The GCHQ defended their actions by stating
“GCHQ insists all of its activities are necessary, proportionate, and in accordance with UK law” (Ackerman and Ball 2014)
The terrifying reality of this is that the agency is capable of capturing images at anytime from any device equipped with a camera and the fact we have cameras on our phones, Laptops, Tablets and even Television sets then you really could be being watched at anytime.
Businesses have quickly realised that there is a lot of money to be made by maintaining a constant watch on the population.

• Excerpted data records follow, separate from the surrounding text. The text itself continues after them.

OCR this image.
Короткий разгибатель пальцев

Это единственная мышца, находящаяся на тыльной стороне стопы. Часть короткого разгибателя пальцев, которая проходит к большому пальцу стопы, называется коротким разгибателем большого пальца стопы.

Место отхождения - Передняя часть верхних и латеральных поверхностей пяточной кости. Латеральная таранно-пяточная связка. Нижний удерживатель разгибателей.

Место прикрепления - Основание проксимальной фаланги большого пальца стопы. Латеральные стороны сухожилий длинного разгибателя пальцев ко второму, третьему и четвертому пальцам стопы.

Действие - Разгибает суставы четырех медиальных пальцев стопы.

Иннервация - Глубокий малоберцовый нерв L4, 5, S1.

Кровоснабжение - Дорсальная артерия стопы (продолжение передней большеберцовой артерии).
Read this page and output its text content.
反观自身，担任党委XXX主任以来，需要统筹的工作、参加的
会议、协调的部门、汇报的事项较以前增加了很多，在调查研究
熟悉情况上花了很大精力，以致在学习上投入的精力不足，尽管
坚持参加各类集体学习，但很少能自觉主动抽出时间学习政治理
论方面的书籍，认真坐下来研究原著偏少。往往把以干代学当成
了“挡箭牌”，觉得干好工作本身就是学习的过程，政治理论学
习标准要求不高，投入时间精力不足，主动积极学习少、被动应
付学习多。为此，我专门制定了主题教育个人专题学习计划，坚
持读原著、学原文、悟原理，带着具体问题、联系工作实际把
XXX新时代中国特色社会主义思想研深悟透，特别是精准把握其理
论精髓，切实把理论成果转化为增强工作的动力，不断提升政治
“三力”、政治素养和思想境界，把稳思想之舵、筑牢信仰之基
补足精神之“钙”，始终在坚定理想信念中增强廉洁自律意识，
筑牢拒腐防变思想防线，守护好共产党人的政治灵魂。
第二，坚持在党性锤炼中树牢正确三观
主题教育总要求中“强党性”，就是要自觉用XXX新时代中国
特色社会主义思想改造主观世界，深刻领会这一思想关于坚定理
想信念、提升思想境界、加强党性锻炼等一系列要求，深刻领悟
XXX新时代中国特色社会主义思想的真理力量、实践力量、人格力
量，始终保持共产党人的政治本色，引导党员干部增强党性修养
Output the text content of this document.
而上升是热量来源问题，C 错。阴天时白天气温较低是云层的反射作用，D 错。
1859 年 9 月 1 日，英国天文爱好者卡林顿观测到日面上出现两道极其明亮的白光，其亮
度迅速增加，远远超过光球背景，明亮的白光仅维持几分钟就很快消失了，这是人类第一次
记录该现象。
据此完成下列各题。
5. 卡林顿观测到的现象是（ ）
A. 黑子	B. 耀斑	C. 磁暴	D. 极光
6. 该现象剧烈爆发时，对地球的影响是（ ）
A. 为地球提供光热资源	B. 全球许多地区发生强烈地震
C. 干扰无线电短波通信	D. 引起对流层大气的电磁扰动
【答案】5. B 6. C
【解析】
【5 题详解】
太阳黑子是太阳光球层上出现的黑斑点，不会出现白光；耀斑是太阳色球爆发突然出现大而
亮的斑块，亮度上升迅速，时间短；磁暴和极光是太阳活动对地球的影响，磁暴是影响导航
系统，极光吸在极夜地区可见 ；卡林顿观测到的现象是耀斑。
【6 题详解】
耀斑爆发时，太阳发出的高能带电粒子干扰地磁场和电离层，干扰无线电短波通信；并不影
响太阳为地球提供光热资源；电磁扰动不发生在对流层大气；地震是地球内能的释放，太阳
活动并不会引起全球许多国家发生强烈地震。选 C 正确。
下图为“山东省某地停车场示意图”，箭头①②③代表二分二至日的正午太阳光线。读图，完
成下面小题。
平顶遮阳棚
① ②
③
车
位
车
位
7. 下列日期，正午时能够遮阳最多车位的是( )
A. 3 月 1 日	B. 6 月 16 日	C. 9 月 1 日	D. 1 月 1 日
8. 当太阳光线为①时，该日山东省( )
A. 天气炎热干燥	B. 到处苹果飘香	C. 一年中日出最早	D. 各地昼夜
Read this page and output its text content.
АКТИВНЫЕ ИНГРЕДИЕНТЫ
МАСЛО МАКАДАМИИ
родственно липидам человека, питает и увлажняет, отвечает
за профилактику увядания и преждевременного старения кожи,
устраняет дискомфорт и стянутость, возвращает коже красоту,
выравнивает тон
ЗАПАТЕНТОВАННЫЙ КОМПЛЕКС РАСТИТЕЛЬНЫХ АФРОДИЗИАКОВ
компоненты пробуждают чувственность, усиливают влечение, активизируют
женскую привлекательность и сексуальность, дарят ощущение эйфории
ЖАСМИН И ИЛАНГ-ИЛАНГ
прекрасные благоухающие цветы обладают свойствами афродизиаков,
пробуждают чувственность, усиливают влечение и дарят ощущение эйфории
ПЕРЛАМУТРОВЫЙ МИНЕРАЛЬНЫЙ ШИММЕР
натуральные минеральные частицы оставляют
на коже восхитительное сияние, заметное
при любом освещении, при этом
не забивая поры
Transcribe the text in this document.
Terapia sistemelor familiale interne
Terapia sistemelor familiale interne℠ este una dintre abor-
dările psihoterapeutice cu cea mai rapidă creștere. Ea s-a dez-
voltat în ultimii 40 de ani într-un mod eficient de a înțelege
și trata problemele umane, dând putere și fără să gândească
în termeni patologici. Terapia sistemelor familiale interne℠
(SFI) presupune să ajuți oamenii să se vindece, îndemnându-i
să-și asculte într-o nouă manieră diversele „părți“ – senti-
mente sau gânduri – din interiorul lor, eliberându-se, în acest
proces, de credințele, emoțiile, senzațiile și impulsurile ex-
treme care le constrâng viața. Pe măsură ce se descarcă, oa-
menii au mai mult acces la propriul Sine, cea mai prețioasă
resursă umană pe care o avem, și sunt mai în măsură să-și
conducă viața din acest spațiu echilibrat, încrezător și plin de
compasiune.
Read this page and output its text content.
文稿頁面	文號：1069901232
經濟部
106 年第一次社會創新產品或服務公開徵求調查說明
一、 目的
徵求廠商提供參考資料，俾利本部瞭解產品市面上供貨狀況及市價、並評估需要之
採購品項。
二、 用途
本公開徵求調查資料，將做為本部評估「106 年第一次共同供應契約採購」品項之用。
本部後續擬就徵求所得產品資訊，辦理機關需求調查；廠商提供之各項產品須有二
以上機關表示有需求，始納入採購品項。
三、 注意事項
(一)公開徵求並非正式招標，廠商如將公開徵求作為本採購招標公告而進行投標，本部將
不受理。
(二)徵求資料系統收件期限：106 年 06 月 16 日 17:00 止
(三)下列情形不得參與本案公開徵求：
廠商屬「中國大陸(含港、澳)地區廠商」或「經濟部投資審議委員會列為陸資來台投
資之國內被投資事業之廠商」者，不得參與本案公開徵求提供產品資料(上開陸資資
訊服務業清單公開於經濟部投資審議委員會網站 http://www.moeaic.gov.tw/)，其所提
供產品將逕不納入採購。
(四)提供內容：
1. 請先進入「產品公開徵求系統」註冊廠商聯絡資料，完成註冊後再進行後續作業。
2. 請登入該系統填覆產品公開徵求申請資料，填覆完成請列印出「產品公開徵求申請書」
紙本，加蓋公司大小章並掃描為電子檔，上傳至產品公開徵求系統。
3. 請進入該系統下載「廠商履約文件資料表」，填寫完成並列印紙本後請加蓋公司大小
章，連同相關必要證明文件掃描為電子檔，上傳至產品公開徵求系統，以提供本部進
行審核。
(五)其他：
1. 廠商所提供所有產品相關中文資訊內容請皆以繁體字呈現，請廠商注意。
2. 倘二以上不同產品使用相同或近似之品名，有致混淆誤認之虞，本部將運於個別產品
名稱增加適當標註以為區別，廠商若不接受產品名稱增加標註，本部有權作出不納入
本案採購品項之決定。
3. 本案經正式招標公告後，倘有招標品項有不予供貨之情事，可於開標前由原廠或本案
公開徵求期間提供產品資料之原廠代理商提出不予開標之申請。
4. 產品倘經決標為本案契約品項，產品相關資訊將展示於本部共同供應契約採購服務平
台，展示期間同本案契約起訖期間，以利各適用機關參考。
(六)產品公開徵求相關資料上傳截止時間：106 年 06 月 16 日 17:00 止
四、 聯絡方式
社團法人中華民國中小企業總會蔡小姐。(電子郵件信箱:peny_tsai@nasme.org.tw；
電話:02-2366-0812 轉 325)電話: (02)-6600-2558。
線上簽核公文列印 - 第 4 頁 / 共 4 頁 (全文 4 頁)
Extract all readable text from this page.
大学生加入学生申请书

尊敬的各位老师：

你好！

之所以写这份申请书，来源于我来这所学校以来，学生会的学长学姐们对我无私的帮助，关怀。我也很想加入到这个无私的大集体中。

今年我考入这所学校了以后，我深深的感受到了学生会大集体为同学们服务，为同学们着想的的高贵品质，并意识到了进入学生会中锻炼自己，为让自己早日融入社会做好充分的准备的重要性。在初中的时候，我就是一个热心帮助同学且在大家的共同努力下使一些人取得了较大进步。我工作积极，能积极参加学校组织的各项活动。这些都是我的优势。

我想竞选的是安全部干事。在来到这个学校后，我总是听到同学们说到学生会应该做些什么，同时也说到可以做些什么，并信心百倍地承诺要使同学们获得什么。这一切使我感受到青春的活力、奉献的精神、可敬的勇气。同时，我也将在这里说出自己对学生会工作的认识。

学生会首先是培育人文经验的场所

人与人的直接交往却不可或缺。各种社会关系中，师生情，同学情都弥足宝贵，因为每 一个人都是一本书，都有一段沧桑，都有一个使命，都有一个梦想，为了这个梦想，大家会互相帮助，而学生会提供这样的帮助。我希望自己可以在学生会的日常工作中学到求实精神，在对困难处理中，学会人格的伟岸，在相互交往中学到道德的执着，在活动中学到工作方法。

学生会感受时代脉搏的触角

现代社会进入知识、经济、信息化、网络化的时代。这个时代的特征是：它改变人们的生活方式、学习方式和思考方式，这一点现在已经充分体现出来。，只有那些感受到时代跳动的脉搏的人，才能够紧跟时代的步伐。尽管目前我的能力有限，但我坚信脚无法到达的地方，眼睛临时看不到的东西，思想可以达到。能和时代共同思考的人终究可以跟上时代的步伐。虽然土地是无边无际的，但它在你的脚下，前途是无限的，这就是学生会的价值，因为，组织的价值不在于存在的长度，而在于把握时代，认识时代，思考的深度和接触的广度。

Loyalty cards are common place now and the retail giants keep closely track on the things you buy, however technology is beginning to outstrip these slow systems as the big companies introduce clever tracking technology such as RFID tags (Cellan-Jones 2014) which allow the shop to know who bought what and where they take it and Face recognition, behaviour analysing and biometric cameras which read our expressions, where we look and what we wear in order for them to directly target advertising that will have the greatest impact (Cellan-Jones 2014), (Fitzpatrick 2009).
How does this work, so for example a person could be walking down the street and the end of a working day feeling tired and a little run down, the camera recognises them, it pics up the RFID signal from the clothes they are wearing to identify style, make brand etc and also examines the features and body language to determine the persons well-being and is able to access a wealth of data on the persons buying habits, did they buy alcohol recently, do they eat healthily. As the person continues down the street the adverts are then tailored to suit the clothing choices, recent purchases, interests or even suggest a local bar they might wish to visit for a drink.
Direct advertising is already prevalent on the internet where your surfing activity is closely monitored and adverts are changed to suit the user. Couple this with the already long data trail we leave in our wake and soon the large companies will know us so well they could hold a powerful influence over us, perhaps even start to control us.
The intrusion upon our lives is set to increase with technology continually keeping track of nearly everything we do. It is becoming almost impossible to maintain any privacy. The technology that exists is so sophisticated that it is almost able to read your mind and when working in tandem with our digital footprint then everything will be revealed. So why is there not widespread uproar of this persistent snooping, surely people would not put up with this.
Most people are largely unaware of the government’s ability and willingness to intrude into our lives most people they are simply happy to allow this invasion into their lives in return for continuing to use the technology available to them. It took a nuclear war to bring about George Orwell’s chilling vision of the future yet we have arrived all by ourselves.